Les nouvelles règles avaient suscité les critiques de plusieurs intervenants, dont celles du DGE actuel et de ses prédécesseurs. Ils estiment que ces changements vont toucher les jeunes, les aînés vivant dans des résidences spécialisées, les étudiants qui se déplacent beaucoup, les itinérants et les membres des Premières Nations, soit des groupes qui sont moins enclins à voter pour le Parti conservateur.

« La confiance du public dans le processus électoral est plus à risque lorsque des actions sont prises pour supprimer ou s'immiscer dans le droit de vote », notent-ils dans leur mémoire.

Les deux groupes ont aussi déposé une contestation constitutionnelle de la Loi sur l'intégrité des élections, affirmant qu'elle porte atteinte à la Charte des droits et libertés. Cette cause ne sera toutefois pas entendue avant les élections prévues au mois d'octobre.

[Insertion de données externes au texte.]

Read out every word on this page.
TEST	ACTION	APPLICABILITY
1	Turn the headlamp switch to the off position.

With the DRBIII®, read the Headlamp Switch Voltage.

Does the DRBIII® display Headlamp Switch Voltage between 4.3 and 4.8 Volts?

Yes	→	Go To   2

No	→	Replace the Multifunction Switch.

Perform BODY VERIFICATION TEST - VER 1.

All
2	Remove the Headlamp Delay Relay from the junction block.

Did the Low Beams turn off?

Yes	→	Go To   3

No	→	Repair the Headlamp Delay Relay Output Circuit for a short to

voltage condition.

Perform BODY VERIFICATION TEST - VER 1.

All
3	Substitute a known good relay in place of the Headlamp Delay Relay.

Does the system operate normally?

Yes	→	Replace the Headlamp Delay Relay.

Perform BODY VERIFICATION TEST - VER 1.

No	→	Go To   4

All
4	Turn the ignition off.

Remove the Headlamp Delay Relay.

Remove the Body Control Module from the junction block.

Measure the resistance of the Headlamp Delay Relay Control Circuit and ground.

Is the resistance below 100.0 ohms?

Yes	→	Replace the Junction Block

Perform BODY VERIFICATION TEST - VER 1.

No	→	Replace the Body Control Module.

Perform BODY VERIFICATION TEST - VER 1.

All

Entretemps, dénoncent les groupes, la loi pourrait causer un « tort irréparable » à près d'un demi-million de Canadiens qui pourraient se voir refuser l'accès à l'isoloir parce qu'ils n'ont pas les pièces d'identité réglementaires.

Le ministre Poilievre persiste et signe

Le ministre de la Réforme démocratique, Pierre Poilievre, a indiqué que les Canadiens disposaient de plusieurs options pour s'identifier.

« Avec la Loi sur l'intégrité des élections, les Canadiens peuvent choisir parmi 39 formules d'identification lorsqu'ils vont voter (...) Ce sont des documents faciles d'accès, comme des passeports, des certificats de naissance, des cartes étudiantes, des cartes de crédit ou débit et des factures de services publics ou des relevés de comptes de banque », a-t-il soutenu dans un courriel.

Or, les organisations soulignent que ces documents doivent être liés à une adresse résidentielle, ce qui est difficile pour certains électeurs. Selon leur mémoire, dans certaines élections, 95 % des électeurs avaient présenté leur permis de conduire lorsqu'ils sont allés voter. Mais pour les Canadiens de plus de 18 ans qui n'ont pas de permis de conduire, présenter une pièce d'identité avec une photo peut s'avérer complexe.

Jusqu'à 2007, les Canadiens sur la liste électorale n'avaient pas à présenter une pièce d'identité à leur bureau de scrutin. Ils n'avaient qu'à donner leur nom et leur adresse. Le gouvernement canadien a commencé à resserrer les règles en 2007, et encore davantage avec sa loi en 2014.